Because I don’t have a lot invested into Blu-ray movies at this point, I’m uncertain that I ever will. Already, the vast majority of my viewing is dominated by streaming services like Netflix and Hulu Plus. I don’t even subscribe to basic cable anymore, opting instead to funnel the savings into a fatter Internet pipe. By the time I get around to upgrading my home theater equipment to something more awesome (and high-def), HD media streaming should be coming into its own, rendering Blu-ray superfluous for my purposes.
The inevitability of streamed entertainment doesn’t mean that content producers want to make the transition easy for us, as Cyril recently lamented. I get funny the feeling that the ongoing back-alley knife fight between producers and distributors is partially intended to prop up Blu-ray sales while the industry figures out the most efficient way to extract every possible cent from streaming content.
Still, things didn’t have to end up this way. While production companies and studios blunder about trying to boost Blu-ray sales and reduce piracy with iron-fist tactics, they are actually shooting themselves in the foot. Had my original attempts to play Blu-ray discs on the PC been successful, I guarantee that I would own more than a handful of titles today. Even today, if I could play Blu-ray discs reliably using VLC or Windows Media Player, I’d be more inclined to purchase more Blu-ray titles. I doubt that I’m alone in this situation.
To promote the format, Blu-ray content providers should encourage and subsidize the development and distribution of playback software instead of locking the format down so tightly that people look for a path of lesser resistance. I can’t think of a similar garden with comparably high walls surrounding it; Apple may tightly control its products, but it opted to bypass Blu-ray in favor of streaming.
I’m not here to argue the financial merits of such a move. Undoubtedly, many good trees were lost to analysts printing projections of various ways to pimp Blu-ray media and licensing agreements to the masses. I’m simply here to state that, from a PC enthusiast’s perspective, I think things could have been done a lot better. There is no reason that Blu-ray and streaming services shouldn’t coexist on an HTPC. Streaming HD feeds are likely to remain highly compressed in the near future, ensuring that physical discs offer a superior experience, at least from a quality perspective.

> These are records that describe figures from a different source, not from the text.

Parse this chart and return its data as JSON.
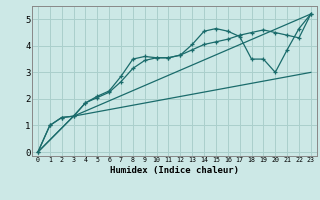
{
  "xlabel": "Humidex (Indice chaleur)",
  "background_color": "#cce8e6",
  "grid_color": "#aacfcc",
  "line_color": "#1a6b6b",
  "xlim": [
    -0.5,
    23.5
  ],
  "ylim": [
    -0.15,
    5.5
  ],
  "xticks": [
    0,
    1,
    2,
    3,
    4,
    5,
    6,
    7,
    8,
    9,
    10,
    11,
    12,
    13,
    14,
    15,
    16,
    17,
    18,
    19,
    20,
    21,
    22,
    23
  ],
  "yticks": [
    0,
    1,
    2,
    3,
    4,
    5
  ],
  "line1_x": [
    0,
    1,
    2,
    3,
    4,
    5,
    6,
    7,
    8,
    9,
    10,
    11,
    12,
    13,
    14,
    15,
    16,
    17,
    18,
    19,
    20,
    21,
    22,
    23
  ],
  "line1_y": [
    0.0,
    1.0,
    1.3,
    1.35,
    1.85,
    2.1,
    2.3,
    2.85,
    3.5,
    3.6,
    3.55,
    3.55,
    3.65,
    4.05,
    4.55,
    4.65,
    4.55,
    4.35,
    3.5,
    3.5,
    3.0,
    3.85,
    4.65,
    5.2
  ],
  "line2_x": [
    0,
    1,
    2,
    3,
    4,
    5,
    6,
    7,
    8,
    9,
    10,
    11,
    12,
    13,
    14,
    15,
    16,
    17,
    18,
    19,
    20,
    21,
    22,
    23
  ],
  "line2_y": [
    0.0,
    1.0,
    1.3,
    1.35,
    1.85,
    2.05,
    2.25,
    2.65,
    3.15,
    3.45,
    3.55,
    3.55,
    3.65,
    3.85,
    4.05,
    4.15,
    4.25,
    4.4,
    4.5,
    4.6,
    4.5,
    4.4,
    4.3,
    5.2
  ],
  "line3_x": [
    0,
    3,
    23
  ],
  "line3_y": [
    0.0,
    1.35,
    5.2
  ],
  "line4_x": [
    0,
    3,
    23
  ],
  "line4_y": [
    0.0,
    1.35,
    3.0
  ]
}
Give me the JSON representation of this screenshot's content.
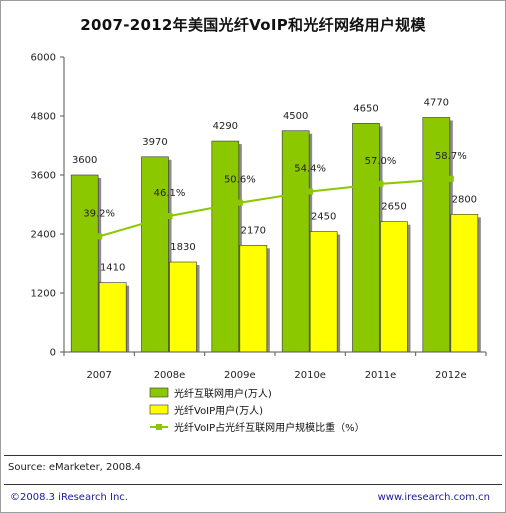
{
  "title": "2007-2012年美国光纤VoIP和光纤网络用户规模",
  "footer": {
    "source": "Source: eMarketer, 2008.4",
    "copyright": "©2008.3  iResearch Inc.",
    "website": "www.iresearch.com.cn"
  },
  "chart_data": {
    "type": "bar",
    "categories": [
      "2007",
      "2008e",
      "2009e",
      "2010e",
      "2011e",
      "2012e"
    ],
    "series": [
      {
        "name": "光纤互联网用户(万人)",
        "kind": "bar",
        "color": "#8cc800",
        "values": [
          3600,
          3970,
          4290,
          4500,
          4650,
          4770
        ]
      },
      {
        "name": "光纤VoIP用户(万人)",
        "kind": "bar",
        "color": "#ffff00",
        "values": [
          1410,
          1830,
          2170,
          2450,
          2650,
          2800
        ]
      },
      {
        "name": "光纤VoIP占光纤互联网用户规模比重（%）",
        "kind": "line",
        "color": "#8cc800",
        "values": [
          39.2,
          46.1,
          50.6,
          54.4,
          57.0,
          58.7
        ],
        "labels": [
          "39.2%",
          "46.1%",
          "50.6%",
          "54.4%",
          "57.0%",
          "58.7%"
        ]
      }
    ],
    "ylim": [
      0,
      6000
    ],
    "yticks": [
      0,
      1200,
      2400,
      3600,
      4800,
      6000
    ],
    "secondary_ylim": [
      0,
      100
    ],
    "grid": false,
    "legend_position": "bottom"
  }
}
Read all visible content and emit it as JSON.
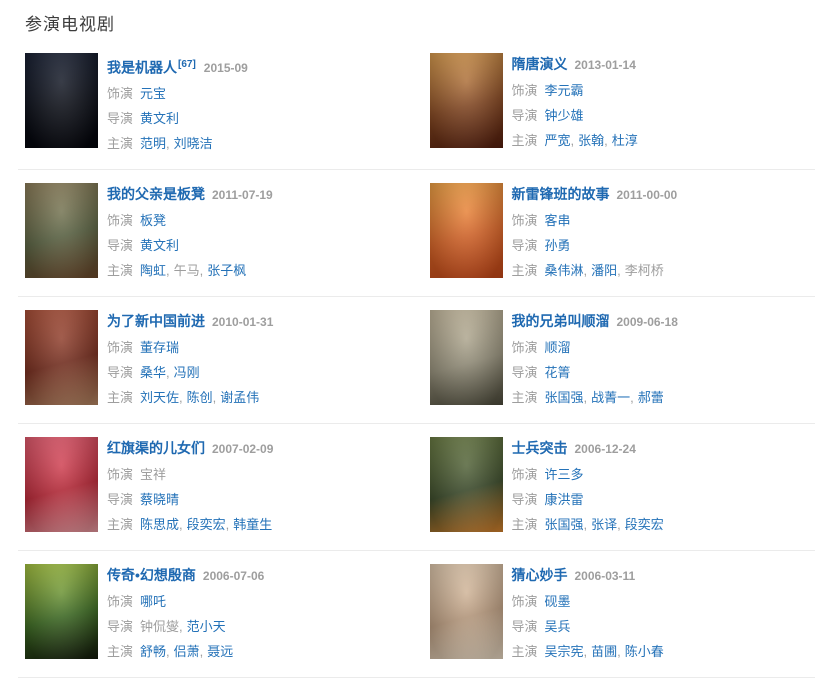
{
  "section": {
    "title": "参演电视剧"
  },
  "labels": {
    "role": "饰演",
    "director": "导演",
    "stars": "主演",
    "comma": ","
  },
  "colors": {
    "title_link": "#1f69b1",
    "name_link": "#2472b8",
    "label_gray": "#9e9e9e",
    "divider": "#ebebeb"
  },
  "shows": [
    {
      "title": "我是机器人",
      "ref": "[67]",
      "date": "2015-09",
      "poster_colors": [
        "#121a2e",
        "#0a0d16",
        "#03040a"
      ],
      "roles": [
        {
          "text": "元宝",
          "link": true
        }
      ],
      "directors": [
        {
          "text": "黄文利",
          "link": true
        }
      ],
      "stars": [
        {
          "text": "范明",
          "link": true
        },
        {
          "text": "刘晓洁",
          "link": true
        }
      ]
    },
    {
      "title": "隋唐演义",
      "ref": "",
      "date": "2013-01-14",
      "poster_colors": [
        "#d99a4a",
        "#8a4a22",
        "#551e0e"
      ],
      "roles": [
        {
          "text": "李元霸",
          "link": true
        }
      ],
      "directors": [
        {
          "text": "钟少雄",
          "link": true
        }
      ],
      "stars": [
        {
          "text": "严宽",
          "link": true
        },
        {
          "text": "张翰",
          "link": true
        },
        {
          "text": "杜淳",
          "link": true
        }
      ]
    },
    {
      "title": "我的父亲是板凳",
      "ref": "",
      "date": "2011-07-19",
      "poster_colors": [
        "#8a7a55",
        "#5d6644",
        "#6e4a2c"
      ],
      "roles": [
        {
          "text": "板凳",
          "link": true
        }
      ],
      "directors": [
        {
          "text": "黄文利",
          "link": true
        }
      ],
      "stars": [
        {
          "text": "陶虹",
          "link": true
        },
        {
          "text": "午马",
          "link": false
        },
        {
          "text": "张子枫",
          "link": true
        }
      ]
    },
    {
      "title": "新雷锋班的故事",
      "ref": "",
      "date": "2011-00-00",
      "poster_colors": [
        "#f0a040",
        "#e06828",
        "#c84818"
      ],
      "roles": [
        {
          "text": "客串",
          "link": true
        }
      ],
      "directors": [
        {
          "text": "孙勇",
          "link": true
        }
      ],
      "stars": [
        {
          "text": "桑伟淋",
          "link": true
        },
        {
          "text": "潘阳",
          "link": true
        },
        {
          "text": "李柯桥",
          "link": false
        }
      ]
    },
    {
      "title": "为了新中国前进",
      "ref": "",
      "date": "2010-01-31",
      "poster_colors": [
        "#a84a32",
        "#7a2e1e",
        "#b98a66"
      ],
      "roles": [
        {
          "text": "董存瑞",
          "link": true
        }
      ],
      "directors": [
        {
          "text": "桑华",
          "link": true
        },
        {
          "text": "冯刚",
          "link": true
        }
      ],
      "stars": [
        {
          "text": "刘天佐",
          "link": true
        },
        {
          "text": "陈创",
          "link": true
        },
        {
          "text": "谢孟伟",
          "link": true
        }
      ]
    },
    {
      "title": "我的兄弟叫顺溜",
      "ref": "",
      "date": "2009-06-18",
      "poster_colors": [
        "#c4b89c",
        "#9a947e",
        "#4e4c3c"
      ],
      "roles": [
        {
          "text": "顺溜",
          "link": true
        }
      ],
      "directors": [
        {
          "text": "花箐",
          "link": true
        }
      ],
      "stars": [
        {
          "text": "张国强",
          "link": true
        },
        {
          "text": "战菁一",
          "link": true
        },
        {
          "text": "郝蕾",
          "link": true
        }
      ]
    },
    {
      "title": "红旗渠的儿女们",
      "ref": "",
      "date": "2007-02-09",
      "poster_colors": [
        "#e2566a",
        "#c02838",
        "#e89aa0"
      ],
      "roles": [
        {
          "text": "宝祥",
          "link": false
        }
      ],
      "directors": [
        {
          "text": "蔡晓晴",
          "link": true
        }
      ],
      "stars": [
        {
          "text": "陈思成",
          "link": true
        },
        {
          "text": "段奕宏",
          "link": true
        },
        {
          "text": "韩童生",
          "link": true
        }
      ]
    },
    {
      "title": "士兵突击",
      "ref": "",
      "date": "2006-12-24",
      "poster_colors": [
        "#66783e",
        "#3c4c2a",
        "#d8842e"
      ],
      "roles": [
        {
          "text": "许三多",
          "link": true
        }
      ],
      "directors": [
        {
          "text": "康洪雷",
          "link": true
        }
      ],
      "stars": [
        {
          "text": "张国强",
          "link": true
        },
        {
          "text": "张译",
          "link": true
        },
        {
          "text": "段奕宏",
          "link": true
        }
      ]
    },
    {
      "title": "传奇•幻想殷商",
      "ref": "",
      "date": "2006-07-06",
      "poster_colors": [
        "#a4c23c",
        "#3e6e22",
        "#141a0c"
      ],
      "roles": [
        {
          "text": "哪吒",
          "link": true
        }
      ],
      "directors": [
        {
          "text": "钟侃燮",
          "link": false
        },
        {
          "text": "范小天",
          "link": true
        }
      ],
      "stars": [
        {
          "text": "舒畅",
          "link": true
        },
        {
          "text": "侣萧",
          "link": true
        },
        {
          "text": "聂远",
          "link": true
        }
      ]
    },
    {
      "title": "猜心妙手",
      "ref": "",
      "date": "2006-03-11",
      "poster_colors": [
        "#e0c8ac",
        "#c2a284",
        "#ecdcc6"
      ],
      "roles": [
        {
          "text": "砚墨",
          "link": true
        }
      ],
      "directors": [
        {
          "text": "吴兵",
          "link": true
        }
      ],
      "stars": [
        {
          "text": "吴宗宪",
          "link": true
        },
        {
          "text": "苗圃",
          "link": true
        },
        {
          "text": "陈小春",
          "link": true
        }
      ]
    }
  ]
}
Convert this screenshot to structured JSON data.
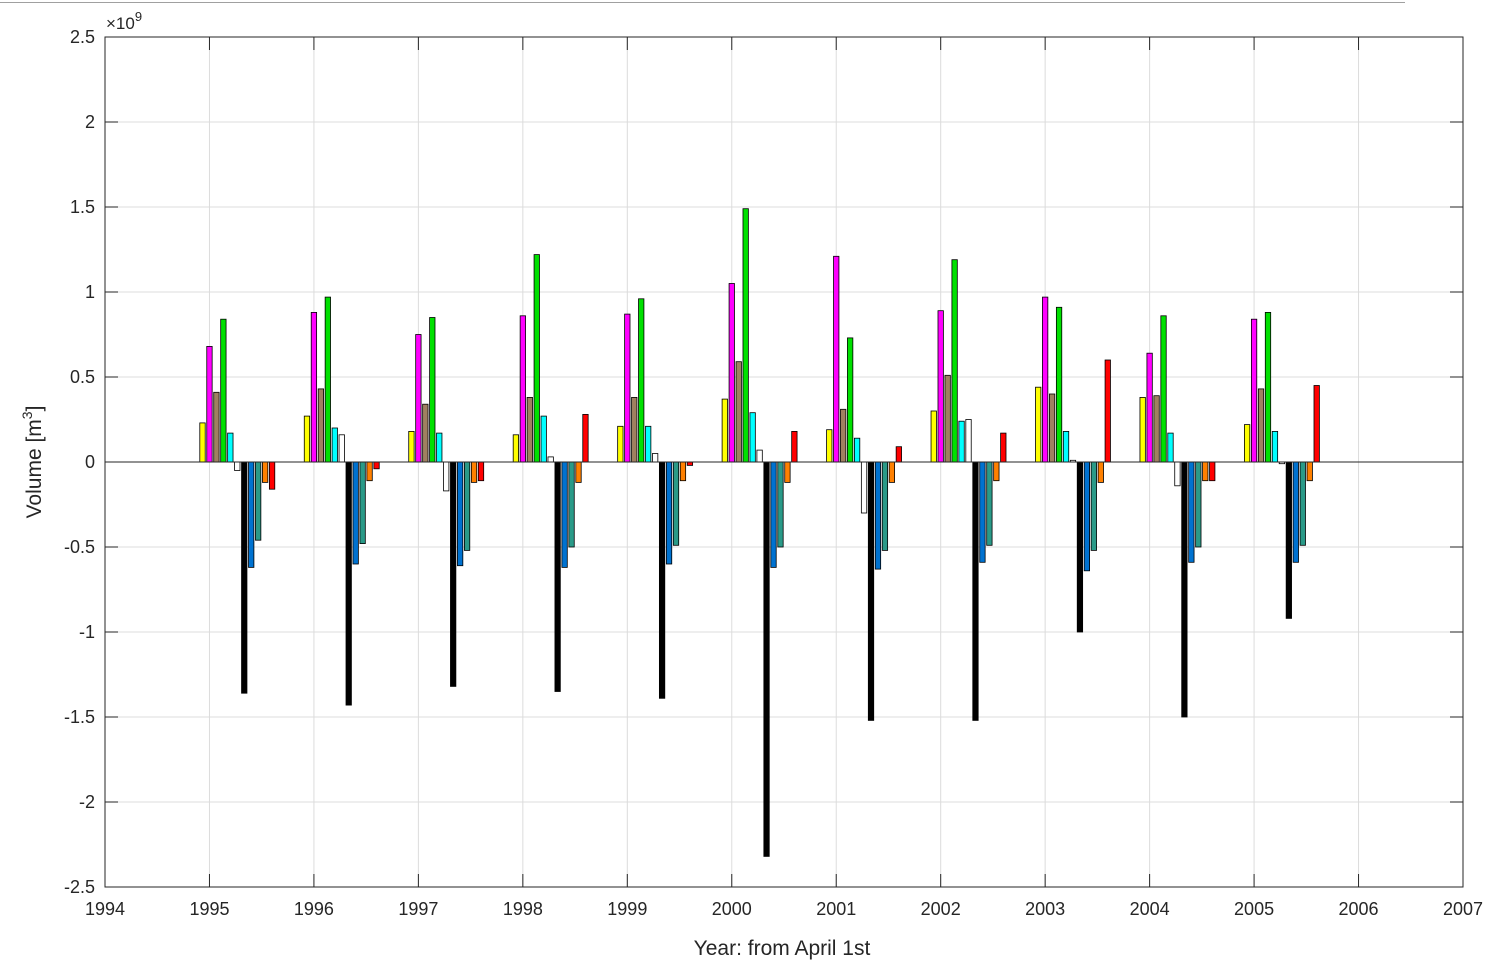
{
  "chart_data": {
    "type": "bar",
    "xlabel": "Year: from April 1st",
    "ylabel": "Volume [m",
    "ylabel_sup": "3",
    "ylabel_close": "]",
    "exponent_prefix": "×10",
    "exponent_power": "9",
    "xlim": [
      1994,
      2007
    ],
    "ylim": [
      -2.5,
      2.5
    ],
    "xticks": [
      1994,
      1995,
      1996,
      1997,
      1998,
      1999,
      2000,
      2001,
      2002,
      2003,
      2004,
      2005,
      2006,
      2007
    ],
    "yticks": [
      2.5,
      2,
      1.5,
      1,
      0.5,
      0,
      -0.5,
      -1,
      -1.5,
      -2,
      -2.5
    ],
    "ytick_labels": [
      "2.5",
      "2",
      "1.5",
      "1",
      "0.5",
      "0",
      "-0.5",
      "-1",
      "-1.5",
      "-2",
      "-2.5"
    ],
    "grid": true,
    "categories": [
      1995,
      1996,
      1997,
      1998,
      1999,
      2000,
      2001,
      2002,
      2003,
      2004,
      2005
    ],
    "series": [
      {
        "color": "#ffff00",
        "values": [
          0.23,
          0.27,
          0.18,
          0.16,
          0.21,
          0.37,
          0.19,
          0.3,
          0.44,
          0.38,
          0.22
        ]
      },
      {
        "color": "#ff00ff",
        "values": [
          0.68,
          0.88,
          0.75,
          0.86,
          0.87,
          1.05,
          1.21,
          0.89,
          0.97,
          0.64,
          0.84
        ]
      },
      {
        "color": "#a08060",
        "values": [
          0.41,
          0.43,
          0.34,
          0.38,
          0.38,
          0.59,
          0.31,
          0.51,
          0.4,
          0.39,
          0.43
        ]
      },
      {
        "color": "#00e000",
        "values": [
          0.84,
          0.97,
          0.85,
          1.22,
          0.96,
          1.49,
          0.73,
          1.19,
          0.91,
          0.86,
          0.88
        ]
      },
      {
        "color": "#00ffff",
        "values": [
          0.17,
          0.2,
          0.17,
          0.27,
          0.21,
          0.29,
          0.14,
          0.24,
          0.18,
          0.17,
          0.18
        ]
      },
      {
        "color": "#ffffff",
        "values": [
          -0.05,
          0.16,
          -0.17,
          0.03,
          0.05,
          0.07,
          -0.3,
          0.25,
          0.01,
          -0.14,
          -0.01
        ]
      },
      {
        "color": "#000000",
        "values": [
          -1.36,
          -1.43,
          -1.32,
          -1.35,
          -1.39,
          -2.32,
          -1.52,
          -1.52,
          -1.0,
          -1.5,
          -0.92
        ]
      },
      {
        "color": "#0072d0",
        "values": [
          -0.62,
          -0.6,
          -0.61,
          -0.62,
          -0.6,
          -0.62,
          -0.63,
          -0.59,
          -0.64,
          -0.59,
          -0.59
        ]
      },
      {
        "color": "#2a9a88",
        "values": [
          -0.46,
          -0.48,
          -0.52,
          -0.5,
          -0.49,
          -0.5,
          -0.52,
          -0.49,
          -0.52,
          -0.5,
          -0.49
        ]
      },
      {
        "color": "#ff8000",
        "values": [
          -0.12,
          -0.11,
          -0.12,
          -0.12,
          -0.11,
          -0.12,
          -0.12,
          -0.11,
          -0.12,
          -0.11,
          -0.11
        ]
      },
      {
        "color": "#ff0000",
        "values": [
          -0.16,
          -0.04,
          -0.11,
          0.28,
          -0.02,
          0.18,
          0.09,
          0.17,
          0.6,
          -0.11,
          0.45
        ]
      }
    ]
  }
}
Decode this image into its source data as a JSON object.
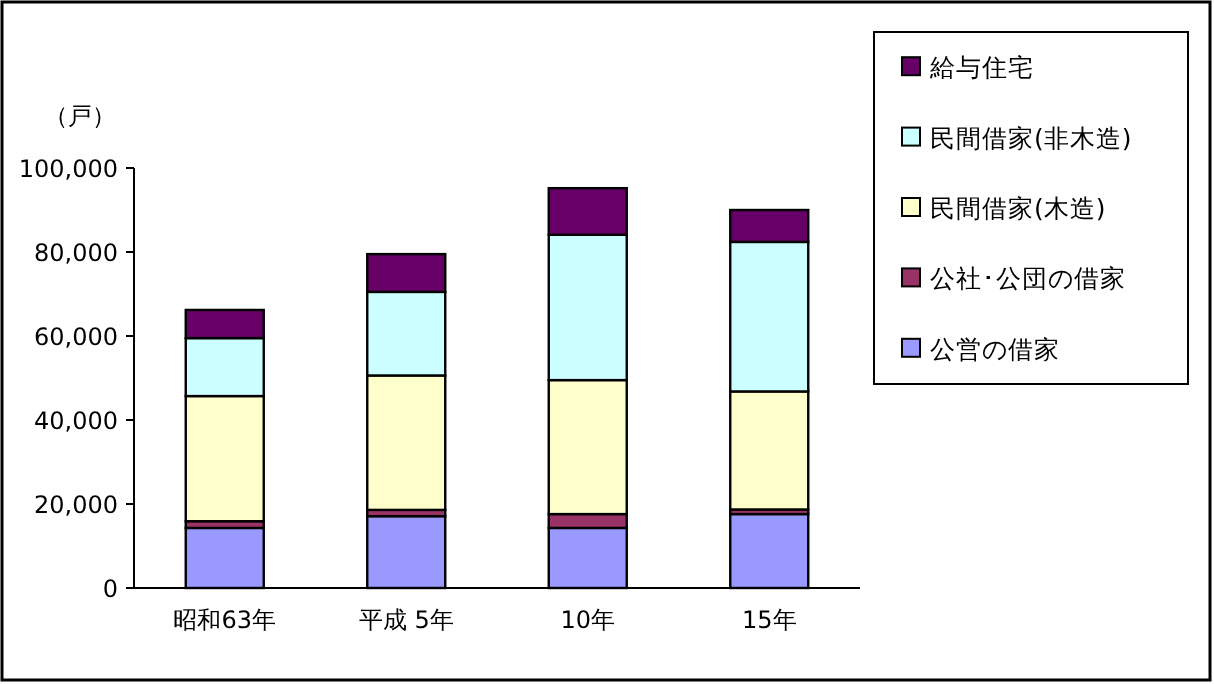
{
  "chart_data": {
    "type": "bar",
    "stacked": true,
    "ylabel": "（戸）",
    "categories": [
      "昭和63年",
      "平成 5年",
      "10年",
      "15年"
    ],
    "series": [
      {
        "name": "公営の借家",
        "color": "#9999ff",
        "values": [
          14300,
          17100,
          14300,
          17600
        ]
      },
      {
        "name": "公社･公団の借家",
        "color": "#993366",
        "values": [
          1600,
          1500,
          3300,
          1100
        ]
      },
      {
        "name": "民間借家(木造)",
        "color": "#ffffcc",
        "values": [
          29800,
          32000,
          31900,
          28100
        ]
      },
      {
        "name": "民間借家(非木造)",
        "color": "#ccffff",
        "values": [
          13800,
          19900,
          34600,
          35600
        ]
      },
      {
        "name": "給与住宅",
        "color": "#660066",
        "values": [
          6700,
          9000,
          11100,
          7600
        ]
      }
    ],
    "ylim": [
      0,
      100000
    ],
    "yticks": [
      0,
      {
        "value": 20000,
        "label": "20,000"
      },
      {
        "value": 40000,
        "label": "40,000"
      },
      {
        "value": 60000,
        "label": "60,000"
      },
      {
        "value": 80000,
        "label": "80,000"
      },
      {
        "value": 100000,
        "label": "100,000"
      }
    ],
    "legend": "right"
  }
}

Unfortunately, there are many question marks regarding the future of Blu-ray on the PC. HTPC communities have been clamoring for native playback support in the forthcoming Windows 8, but so far the outlook is grim. There are also some extensions in the works for the popular media playback software VLC. Libbluray is an open-source “research project” library for VLC that enables some Blu-ray playback capabilities on PC, Mac, and Linux. The development of this library is still in its infancy, and it must be compiled from source, which will scare away most casual tinkerers. Hopefully, the library will become easier to use as the project matures.
For now, I think I’ll continue taking a wait-and-see approach to Blu-ray. If good playback software becomes available at a more palatable price point by the time I upgrade my projector, I will probably take the plunge. I like the consolidation and expandability that HTPCs offer over their set-top-box counterparts; I just wish somebody would throw us enthusiasts a bone.